When a Child is Born Surrounded by Kindness
When a Child is Born Surrounded by Kindness
Dave is a passionate and skilled filmmaker for the purpose of inspiring people to make a difference. When he is not behind the camera, Dave is taking care of his plants, his saltwater aquarium and most of all, his beloved daughter, Olivia.
In 2019, my wife Darlyn gave birth to our first child, our daughter Olivia.
It was our first day of being parents and I was anxious like I’ve never been before. When we were still at the hospital, I had to do the first diaper change because Darlyn couldn’t stand up as she was still in pain and recovering. I remember that Olivia kept crying even after I changed her diaper, to the point that she was turning blue. We panicked and I called the nurse on the phone. She was rude to me, implying that I must have done something wrong while changing the diaper and she simply dismissed my concern.
Minutes later, Olivia’s colour wasn’t returning to normal so I called her again, and she replied with an exasperated tone that she will come up in a minute. An hour passed when she arrived and with an angry voice, said the baby was cold and that my wife should be putting Olivia beside her at all times to keep her warm. As first-time parents, we didn’t know any of this. It also wasn’t mentioned by the pediatrician who previously guided us and yet this nurse scolded us like we should have known it all along.
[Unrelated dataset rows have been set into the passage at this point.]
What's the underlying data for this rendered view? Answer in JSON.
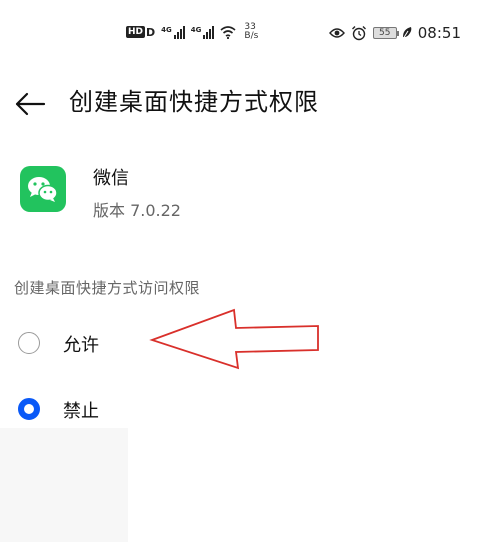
{
  "status_bar": {
    "hd_badge": "HD",
    "hd_suffix": "D",
    "sim1_network": "4G",
    "sim2_network": "4G",
    "speed_value": "33",
    "speed_unit": "B/s",
    "battery_level": "55",
    "time": "08:51",
    "icons": [
      "hd-icon",
      "signal-icon",
      "signal-icon",
      "wifi-icon",
      "eye-icon",
      "alarm-icon",
      "battery-icon",
      "leaf-icon"
    ]
  },
  "header": {
    "title": "创建桌面快捷方式权限",
    "back_icon": "arrow-left-icon"
  },
  "app": {
    "name": "微信",
    "version": "版本 7.0.22",
    "icon": "wechat-icon",
    "icon_color": "#22c35e"
  },
  "permission": {
    "section_label": "创建桌面快捷方式访问权限",
    "options": [
      {
        "label": "允许",
        "selected": false
      },
      {
        "label": "禁止",
        "selected": true
      }
    ]
  },
  "colors": {
    "accent": "#0a59f7",
    "annotation": "#d9302b"
  }
}
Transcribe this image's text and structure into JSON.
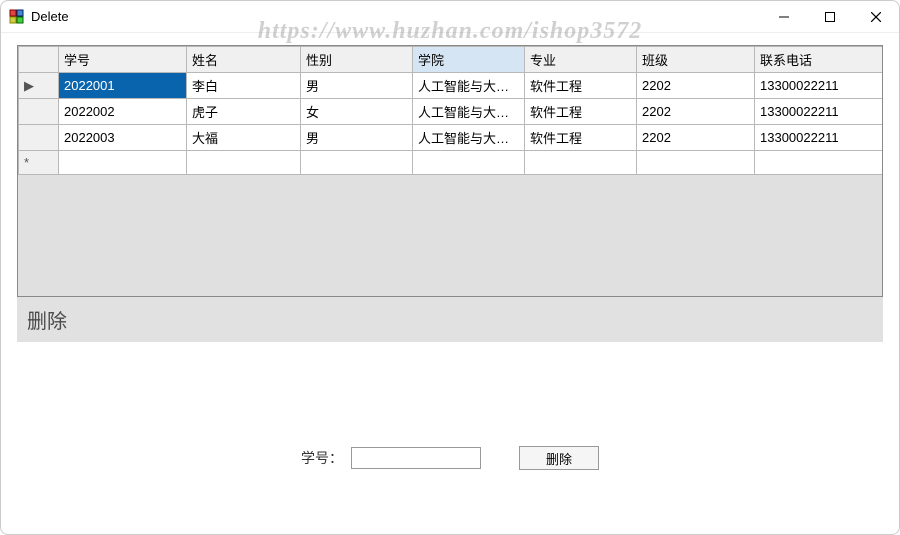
{
  "window": {
    "title": "Delete"
  },
  "grid": {
    "columns": [
      "学号",
      "姓名",
      "性别",
      "学院",
      "专业",
      "班级",
      "联系电话"
    ],
    "sorted_column_index": 3,
    "rows": [
      {
        "selected": true,
        "marker": "▶",
        "cells": [
          "2022001",
          "李白",
          "男",
          "人工智能与大…",
          "软件工程",
          "2202",
          "13300022211"
        ]
      },
      {
        "selected": false,
        "marker": "",
        "cells": [
          "2022002",
          "虎子",
          "女",
          "人工智能与大…",
          "软件工程",
          "2202",
          "13300022211"
        ]
      },
      {
        "selected": false,
        "marker": "",
        "cells": [
          "2022003",
          "大福",
          "男",
          "人工智能与大…",
          "软件工程",
          "2202",
          "13300022211"
        ]
      },
      {
        "selected": false,
        "marker": "*",
        "cells": [
          "",
          "",
          "",
          "",
          "",
          "",
          ""
        ]
      }
    ]
  },
  "section": {
    "title": "删除"
  },
  "form": {
    "label": "学号：",
    "input_value": "",
    "button": "删除"
  },
  "watermark": "https://www.huzhan.com/ishop3572"
}
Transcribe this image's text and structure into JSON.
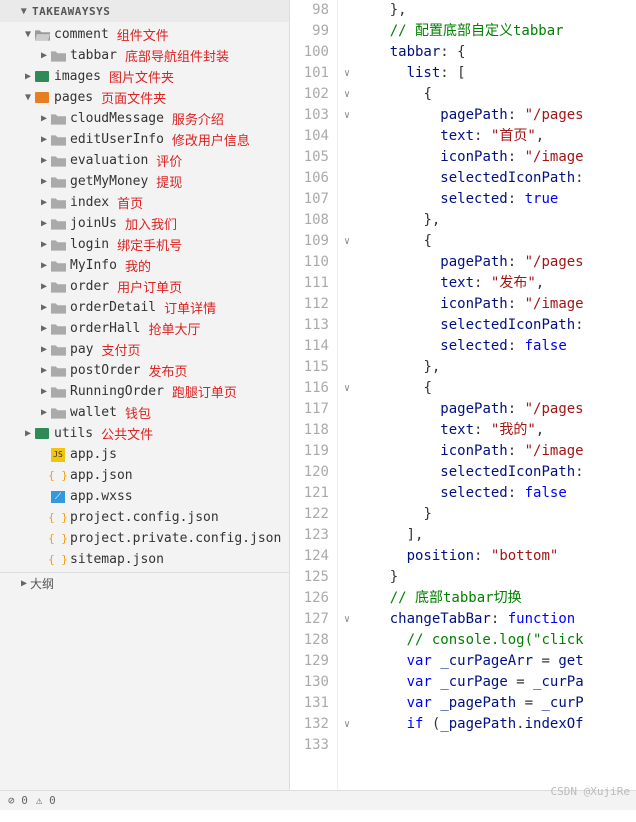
{
  "project": "TAKEAWAYSYS",
  "tree": [
    {
      "indent": 1,
      "chev": "▼",
      "ico": "folder-open",
      "label": "comment",
      "anno": "组件文件"
    },
    {
      "indent": 2,
      "chev": "▶",
      "ico": "folder",
      "label": "tabbar",
      "anno": "底部导航组件封装"
    },
    {
      "indent": 1,
      "chev": "▶",
      "ico": "folder-green",
      "label": "images",
      "anno": "图片文件夹"
    },
    {
      "indent": 1,
      "chev": "▼",
      "ico": "folder-orange",
      "label": "pages",
      "anno": "页面文件夹"
    },
    {
      "indent": 2,
      "chev": "▶",
      "ico": "folder",
      "label": "cloudMessage",
      "anno": "服务介绍"
    },
    {
      "indent": 2,
      "chev": "▶",
      "ico": "folder",
      "label": "editUserInfo",
      "anno": "修改用户信息"
    },
    {
      "indent": 2,
      "chev": "▶",
      "ico": "folder",
      "label": "evaluation",
      "anno": "评价"
    },
    {
      "indent": 2,
      "chev": "▶",
      "ico": "folder",
      "label": "getMyMoney",
      "anno": "提现"
    },
    {
      "indent": 2,
      "chev": "▶",
      "ico": "folder",
      "label": "index",
      "anno": "首页"
    },
    {
      "indent": 2,
      "chev": "▶",
      "ico": "folder",
      "label": "joinUs",
      "anno": "加入我们"
    },
    {
      "indent": 2,
      "chev": "▶",
      "ico": "folder",
      "label": "login",
      "anno": "绑定手机号"
    },
    {
      "indent": 2,
      "chev": "▶",
      "ico": "folder",
      "label": "MyInfo",
      "anno": "我的"
    },
    {
      "indent": 2,
      "chev": "▶",
      "ico": "folder",
      "label": "order",
      "anno": "用户订单页"
    },
    {
      "indent": 2,
      "chev": "▶",
      "ico": "folder",
      "label": "orderDetail",
      "anno": "订单详情"
    },
    {
      "indent": 2,
      "chev": "▶",
      "ico": "folder",
      "label": "orderHall",
      "anno": "抢单大厅"
    },
    {
      "indent": 2,
      "chev": "▶",
      "ico": "folder",
      "label": "pay",
      "anno": "支付页"
    },
    {
      "indent": 2,
      "chev": "▶",
      "ico": "folder",
      "label": "postOrder",
      "anno": "发布页"
    },
    {
      "indent": 2,
      "chev": "▶",
      "ico": "folder",
      "label": "RunningOrder",
      "anno": "跑腿订单页"
    },
    {
      "indent": 2,
      "chev": "▶",
      "ico": "folder",
      "label": "wallet",
      "anno": "钱包"
    },
    {
      "indent": 1,
      "chev": "▶",
      "ico": "folder-green",
      "label": "utils",
      "anno": "公共文件"
    },
    {
      "indent": 2,
      "chev": "",
      "ico": "js",
      "label": "app.js",
      "anno": ""
    },
    {
      "indent": 2,
      "chev": "",
      "ico": "json",
      "label": "app.json",
      "anno": ""
    },
    {
      "indent": 2,
      "chev": "",
      "ico": "wxss",
      "label": "app.wxss",
      "anno": ""
    },
    {
      "indent": 2,
      "chev": "",
      "ico": "json",
      "label": "project.config.json",
      "anno": ""
    },
    {
      "indent": 2,
      "chev": "",
      "ico": "json",
      "label": "project.private.config.json",
      "anno": ""
    },
    {
      "indent": 2,
      "chev": "",
      "ico": "json",
      "label": "sitemap.json",
      "anno": ""
    }
  ],
  "outline": "大纲",
  "status": {
    "err": "0",
    "warn": "0"
  },
  "lines": {
    "start": 98,
    "end": 133
  },
  "fold_marks": {
    "101": "∨",
    "102": "∨",
    "103": "∨",
    "109": "∨",
    "116": "∨",
    "127": "∨",
    "132": "∨"
  },
  "code": [
    {
      "n": 98,
      "html": "    <span class='punc'>},</span>"
    },
    {
      "n": 99,
      "html": "    <span class='com'>// 配置底部自定义tabbar</span>"
    },
    {
      "n": 100,
      "html": "    <span class='key'>tabbar</span><span class='punc'>:</span> <span class='punc'>{</span>"
    },
    {
      "n": 101,
      "html": "      <span class='key'>list</span><span class='punc'>:</span> <span class='punc'>[</span>"
    },
    {
      "n": 102,
      "html": "        <span class='punc'>{</span>"
    },
    {
      "n": 103,
      "html": "          <span class='key'>pagePath</span><span class='punc'>:</span> <span class='str'>\"/pages</span>"
    },
    {
      "n": 104,
      "html": "          <span class='key'>text</span><span class='punc'>:</span> <span class='str'>\"首页\"</span><span class='punc'>,</span>"
    },
    {
      "n": 105,
      "html": "          <span class='key'>iconPath</span><span class='punc'>:</span> <span class='str'>\"/image</span>"
    },
    {
      "n": 106,
      "html": "          <span class='key'>selectedIconPath</span><span class='punc'>:</span>"
    },
    {
      "n": 107,
      "html": "          <span class='key'>selected</span><span class='punc'>:</span> <span class='bool'>true</span>"
    },
    {
      "n": 108,
      "html": "        <span class='punc'>},</span>"
    },
    {
      "n": 109,
      "html": "        <span class='punc'>{</span>"
    },
    {
      "n": 110,
      "html": "          <span class='key'>pagePath</span><span class='punc'>:</span> <span class='str'>\"/pages</span>"
    },
    {
      "n": 111,
      "html": "          <span class='key'>text</span><span class='punc'>:</span> <span class='str'>\"发布\"</span><span class='punc'>,</span>"
    },
    {
      "n": 112,
      "html": "          <span class='key'>iconPath</span><span class='punc'>:</span> <span class='str'>\"/image</span>"
    },
    {
      "n": 113,
      "html": "          <span class='key'>selectedIconPath</span><span class='punc'>:</span>"
    },
    {
      "n": 114,
      "html": "          <span class='key'>selected</span><span class='punc'>:</span> <span class='bool'>false</span>"
    },
    {
      "n": 115,
      "html": "        <span class='punc'>},</span>"
    },
    {
      "n": 116,
      "html": "        <span class='punc'>{</span>"
    },
    {
      "n": 117,
      "html": "          <span class='key'>pagePath</span><span class='punc'>:</span> <span class='str'>\"/pages</span>"
    },
    {
      "n": 118,
      "html": "          <span class='key'>text</span><span class='punc'>:</span> <span class='str'>\"我的\"</span><span class='punc'>,</span>"
    },
    {
      "n": 119,
      "html": "          <span class='key'>iconPath</span><span class='punc'>:</span> <span class='str'>\"/image</span>"
    },
    {
      "n": 120,
      "html": "          <span class='key'>selectedIconPath</span><span class='punc'>:</span>"
    },
    {
      "n": 121,
      "html": "          <span class='key'>selected</span><span class='punc'>:</span> <span class='bool'>false</span>"
    },
    {
      "n": 122,
      "html": "        <span class='punc'>}</span>"
    },
    {
      "n": 123,
      "html": "      <span class='punc'>],</span>"
    },
    {
      "n": 124,
      "html": "      <span class='key'>position</span><span class='punc'>:</span> <span class='str'>\"bottom\"</span>"
    },
    {
      "n": 125,
      "html": "    <span class='punc'>}</span>"
    },
    {
      "n": 126,
      "html": "    <span class='com'>// 底部tabbar切换</span>"
    },
    {
      "n": 127,
      "html": "    <span class='key'>changeTabBar</span><span class='punc'>:</span> <span class='kw'>function</span> "
    },
    {
      "n": 128,
      "html": "      <span class='com'>// console.log(\"click</span>"
    },
    {
      "n": 129,
      "html": "      <span class='kw'>var</span> <span class='key'>_curPageArr</span> <span class='punc'>=</span> <span class='key'>get</span>"
    },
    {
      "n": 130,
      "html": "      <span class='kw'>var</span> <span class='key'>_curPage</span> <span class='punc'>=</span> <span class='key'>_curPa</span>"
    },
    {
      "n": 131,
      "html": "      <span class='kw'>var</span> <span class='key'>_pagePath</span> <span class='punc'>=</span> <span class='key'>_curP</span>"
    },
    {
      "n": 132,
      "html": "      <span class='kw'>if</span> <span class='punc'>(</span><span class='key'>_pagePath</span><span class='punc'>.</span><span class='key'>indexOf</span>"
    },
    {
      "n": 133,
      "html": "        "
    }
  ],
  "watermark": "CSDN @XujiRe"
}
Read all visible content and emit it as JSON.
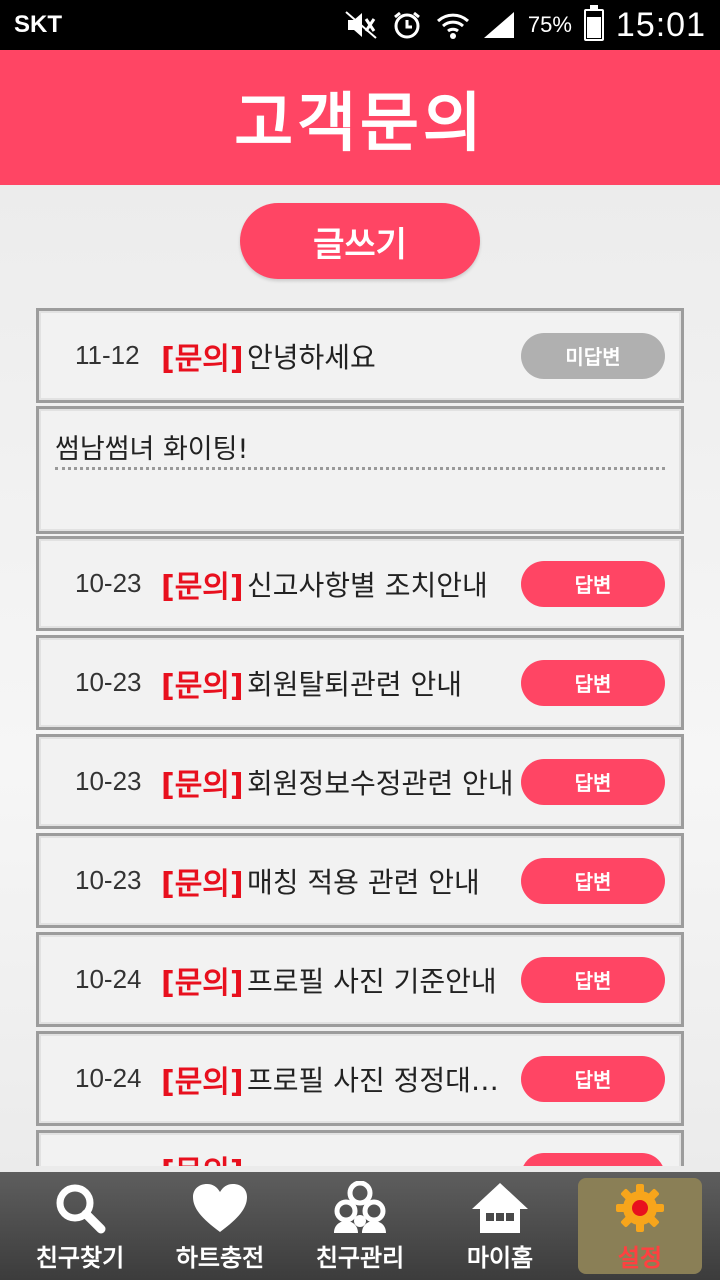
{
  "status_bar": {
    "carrier": "SKT",
    "battery_percent": "75%",
    "battery_level": 0.75,
    "time": "15:01"
  },
  "header": {
    "title": "고객문의"
  },
  "write_button": {
    "label": "글쓰기"
  },
  "inquiries": [
    {
      "date": "11-12",
      "tag": "[문의]",
      "title": "안녕하세요",
      "status": "미답변",
      "answered": false
    },
    {
      "date": "10-23",
      "tag": "[문의]",
      "title": "신고사항별 조치안내",
      "status": "답변",
      "answered": true
    },
    {
      "date": "10-23",
      "tag": "[문의]",
      "title": "회원탈퇴관련 안내",
      "status": "답변",
      "answered": true
    },
    {
      "date": "10-23",
      "tag": "[문의]",
      "title": "회원정보수정관련 안내",
      "status": "답변",
      "answered": true
    },
    {
      "date": "10-23",
      "tag": "[문의]",
      "title": "매칭 적용 관련 안내",
      "status": "답변",
      "answered": true
    },
    {
      "date": "10-24",
      "tag": "[문의]",
      "title": "프로필 사진 기준안내",
      "status": "답변",
      "answered": true
    },
    {
      "date": "10-24",
      "tag": "[문의]",
      "title": "프로필 사진 정정대상 …",
      "status": "답변",
      "answered": true
    },
    {
      "date": "",
      "tag": "[문의]",
      "title": "",
      "status": "",
      "answered": true
    }
  ],
  "expanded": {
    "content": "썸남썸녀 화이팅!"
  },
  "bottom_nav": {
    "items": [
      {
        "label": "친구찾기",
        "icon": "search-icon"
      },
      {
        "label": "하트충전",
        "icon": "heart-icon"
      },
      {
        "label": "친구관리",
        "icon": "friends-icon"
      },
      {
        "label": "마이홈",
        "icon": "home-icon"
      },
      {
        "label": "설정",
        "icon": "gear-icon",
        "active": true
      }
    ]
  },
  "colors": {
    "accent": "#ff4564",
    "tag_red": "#e8101e",
    "pending_gray": "#b0b0b0",
    "active_label": "#ff4040",
    "gear_orange": "#f7a51b"
  }
}
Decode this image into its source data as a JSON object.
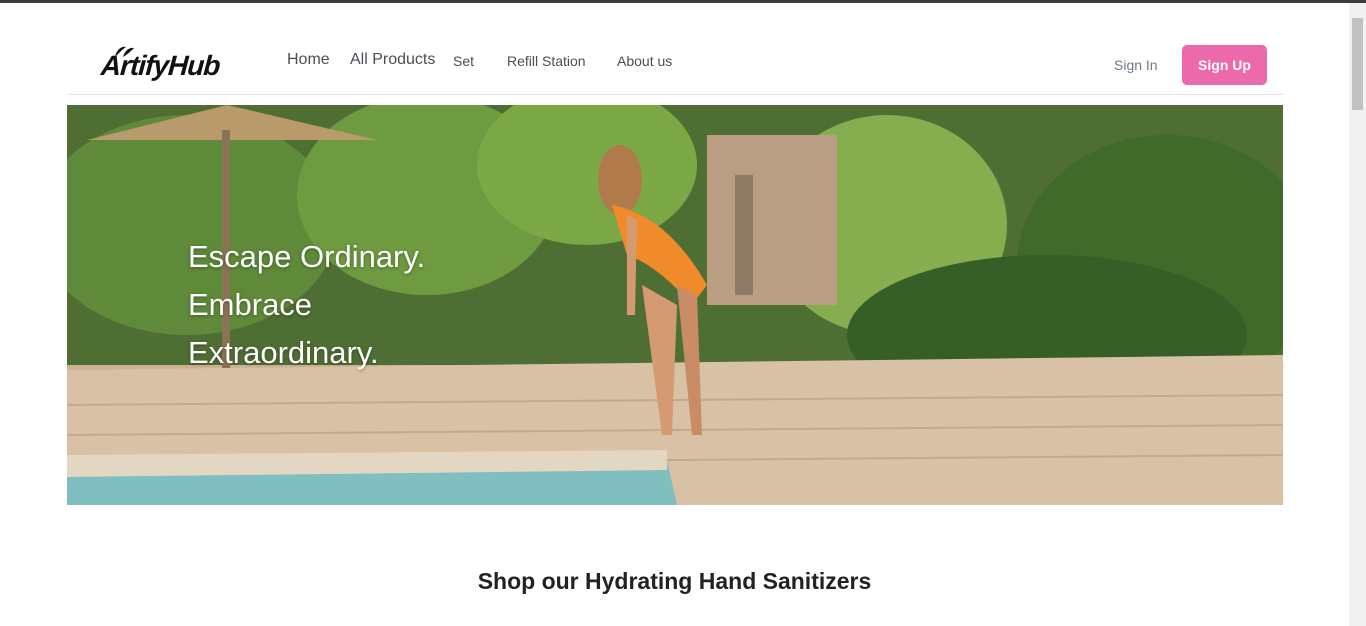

We were in a private hospital and paying a maternity package that wasn’t cheap, and yet we were being treated judgmentally and rudely. I could have reacted to the nurse then, but I just thought she might be tired and nearing the end of her shift. Maybe the hospital was understaffed, and she had to do all the work. (Or was I just so tired and lacked sleep and filled with anxiety that I didn’t have the strength to respond anymore? I don’t know!)
It dawned on me that day that other parents, more so those who aren’t able to afford proper hospitals, might have a similar or an even worse experience when they go to hospital to deliver their baby. I felt that it’s unfair for a pregnant woman or new parents to be treated without compassion. A pregnant woman already has too many questions in her head: “Can I trust the doctor/midwife to guide me throughout my delivery?” “Will I be able to handle the labour pains?” “Will I be able to take care of my baby even during recovery?” “Will I have breastmilk to feed her? What if I don’t?” “Will our baby like our home?” “What will happen to the shape of my body?” Add to this the post-partum depression that some mothers go through and the physically and mentally-taxing responsibilities of caring for a newborn.
For me, it was the anxiety of being a new father and the uncertainty of the future that was hanging over my head, and being scolded at was the last thing I needed that day, to be honest.
That’s why I felt strongly about telling the story of Mercy In Action (MIA).
What I like about Mercy In Action is its culture of kindness. You can see it in the way they hold the mother’s hand, you can hear it from the tone of voice the staff uses when talking to her. It’s evident in the way they caress the mother’s forehead after giving birth, and instruct the father to give the mother a drink. It was far from our experience at the hospital.
It is what is lacking in our healthcare services, where business is often the goal. The truth is, many of our best nurses and doctors are working overseas, where they get paid a lot more. And because life is tough in the Philippines, many of those who are still here are working in local hospitals so that they can get experience points for their applications abroad.
I found MIA through another friend who was researching motherhood challenges during the pandemic in rural communities. I knew that this story will be an eye-opener for Filipinos on issues related to pregnancy and childbirth. It depicts the plight of women in poor communities whose lives dangle by a thread simply because they don’t have the financial capability to afford proper care.
Another concern is the risk and illegality of home births in the Philippines. In the past, women in poor communities have opted to do home births because of its affordability and now they are at risk of getting fined or chastised by the local health units if they continue to do so.
Moreover, the pandemic makes it extremely difficult for pregnant mothers to visit clinics for prenatal check-ups, which is why MIA visits their clients when there is a strong need.
I hope that this story will inspire people to help fund a free birthing clinic in Olongapo, Zambales and Tanauan, Leyte so women there have the option to go to MIA when it’s time for them to give birth.
Lastly, this story will also prove that the word “healthcare” can be true to its meaning of providing service with compassion and kindness to anyone who needs it, regardless of their social background.